Author Archive

Netflix Prize Contestants Stuck at 7.8%

August 6, 2007

The Netflix prize turned 300 last week and it seems that progress is
slowing to a crawl. To win the prize, participants have to beat
the predictive accuracy of Netflix’s own Cinematch algorithm by 10%.
Tom Slee reports:

The Cinematch score was matched within a week. Within a month the leaders were half way to the winning prize with a 5% improvement. But getting further improvement progress has proved more and more difficult. It took another month to get to a 6% improvement, about 5 more months to get to 7%, and the current (July 29 2007) leader is at 7.8% improvement and has been unchanged for a month

Tom goes on to expose some curious outliers in the data and expresses
skepticism that recommendation systems can unmask the wisdom of
crowds.

Udi: “Implicit Kicks Explicit’s Ass”

August 1, 2007

There’s a great article over at Udi’s Spot on the superiority of collecting metadata implicitly (i.e. through natural user actions):

The massively important, and often overlooked, thing about implicit metadata is that it’s generally trustworthy. It’s like the results of a double-blind scientific study. Explicit metadata on the other hand, while often useful, is always in doubt. It’s like the results of an exit poll during an election. People lie. People are stupid. People are remarkably un-self-aware. Going the explicit route exposes you to all of these problems.

This has huge implications for how the metadata that feeds recommendation engines should be collected.

Some personal news sites seem to understand this (e.g. Google, Antlook, Findory). Others–like Reddit, Netflix, and Digg–don’t get it.

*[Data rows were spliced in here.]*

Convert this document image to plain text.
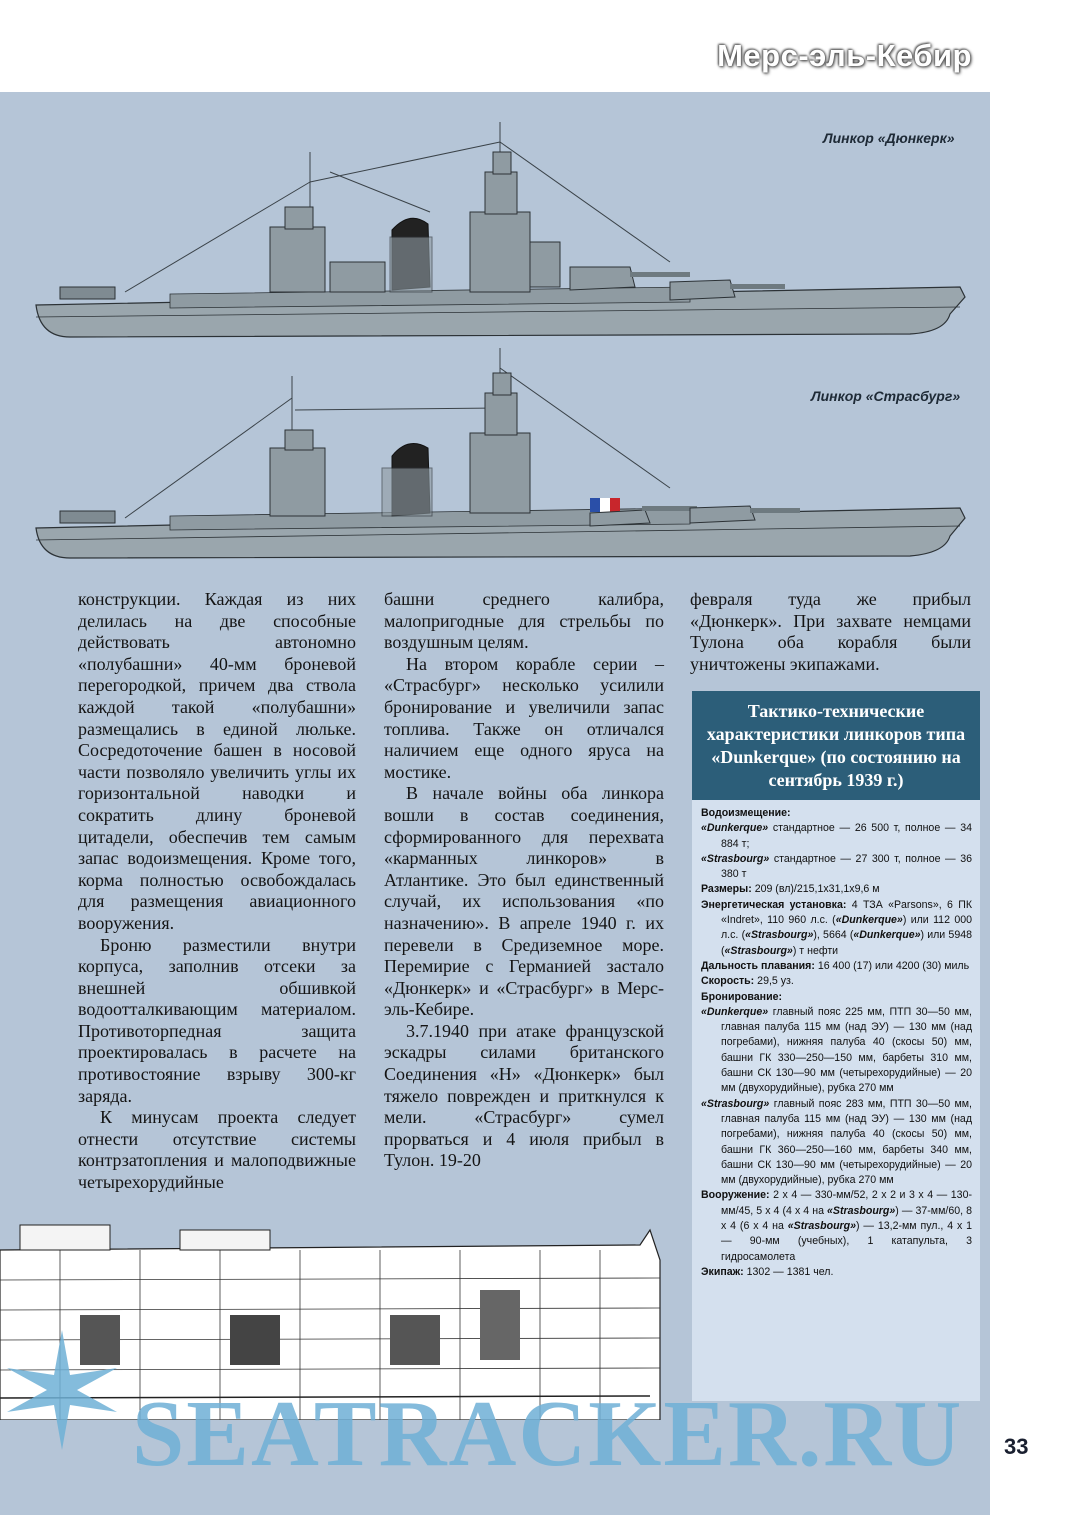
Мерс-эль-Кебир
Линкор «Дюнкерк»
Линкор «Страсбург»

конструкции. Каждая из них делилась на две способные действовать автономно «полубашни» 40-мм броневой перегородкой, причем два ствола каждой такой «полубашни» размещались в единой люльке. Сосредоточение башен в носовой части позволяло увеличить углы их горизонтальной наводки и сократить длину броневой цитадели, обеспечив тем самым запас водоизмещения. Кроме того, корма полностью освобождалась для размещения авиационного вооружения.

Броню разместили внутри корпуса, заполнив отсеки за внешней обшивкой водоотталкивающим материалом. Противоторпедная защита проектировалась в расчете на противостояние взрыву 300-кг заряда.

К минусам проекта следует отнести отсутствие системы контрзатопления и малоподвижные четырехорудийные

башни среднего калибра, малопригодные для стрельбы по воздушным целям.

На втором корабле серии – «Страсбург» несколько усилили бронирование и увеличили запас топлива. Также он отличался наличием еще одного яруса на мостике.

В начале войны оба линкора вошли в состав соединения, сформированного для перехвата «карманных линкоров» в Атлантике. Это был единственный случай, их использования «по назначению». В апреле 1940 г. их перевели в Средиземное море. Перемирие с Германией застало «Дюнкерк» и «Страсбург» в Мерс-эль-Кебире.

3.7.1940 при атаке французской эскадры силами британского Соединения «Н» «Дюнкерк» был тяжело поврежден и приткнулся к мели. «Страсбург» сумел прорваться и 4 июля прибыл в Тулон. 19-20

февраля туда же прибыл «Дюнкерк». При захвате немцами Тулона оба корабля были уничтожены экипажами.

Тактико-технические характеристики линкоров типа «Dunkerque» (по состоянию на сентябрь 1939 г.)
Водоизмещение:
«Dunkerque» стандартное — 26 500 т, полное — 34 884 т;
«Strasbourg» стандартное — 27 300 т, полное — 36 380 т
Размеры: 209 (вл)/215,1x31,1x9,6 м
Энергетическая установка: 4 ТЗА «Parsons», 6 ПК «Indret», 110 960 л.с. («Dunkerque») или 112 000 л.с. («Strasbourg»), 5664 («Dunkerque») или 5948 («Strasbourg») т нефти
Дальность плавания: 16 400 (17) или 4200 (30) миль
Скорость: 29,5 уз.
Бронирование:
«Dunkerque» главный пояс 225 мм, ПТП 30—50 мм, главная палуба 115 мм (над ЭУ) — 130 мм (над погребами), нижняя палуба 40 (скосы 50) мм, башни ГК 330—250—150 мм, барбеты 310 мм, башни СК 130—90 мм (четырехорудийные) — 20 мм (двухорудийные), рубка 270 мм
«Strasbourg» главный пояс 283 мм, ПТП 30—50 мм, главная палуба 115 мм (над ЭУ) — 130 мм (над погребами), нижняя палуба 40 (скосы 50) мм, башни ГК 360—250—160 мм, барбеты 340 мм, башни СК 130—90 мм (четырехорудийные) — 20 мм (двухорудийные), рубка 270 мм
Вооружение: 2 x 4 — 330-мм/52, 2 x 2 и 3 x 4 — 130-мм/45, 5 x 4 (4 x 4 на «Strasbourg») — 37-мм/60, 8 x 4 (6 x 4 на «Strasbourg») — 13,2-мм пул., 4 x 1 — 90-мм (учебных), 1 катапульта, 3 гидросамолета
Экипаж: 1302 — 1381 чел.
SEATRACKER.RU 33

These sites require that users rate content up or down (or, in the case of Netflix, on a scale of zero to five stars).

Explicit metadata is not only unreliable (as Udi points out), it’s also sparse. The click tax is very high and many users will simply not rate at all. Sites that are designed this way are throwing out a tremendous amount of implicit information about users did (and did not do) on their site.

And We’re Off…

July 31, 2007

What I hope to accomplish in this blog is to cover the emerging space of personalized web services. No, I’m not talking about the lame portals of yesteryear that allowed you to build your very own portal page with your very own selection of news, sports, finance, and weather feeds! I’m talking about services that automatically build profiles of each user’s tastes and interests, using them to create personalized content.What began as research, has been widely deployed by ecommerce sites (e.g. Amazon, NetFlix) to drive product recommendations, is increasingly being used to create personal news services (e.g. Google Personal News, Findory, Antlook) and influence search results.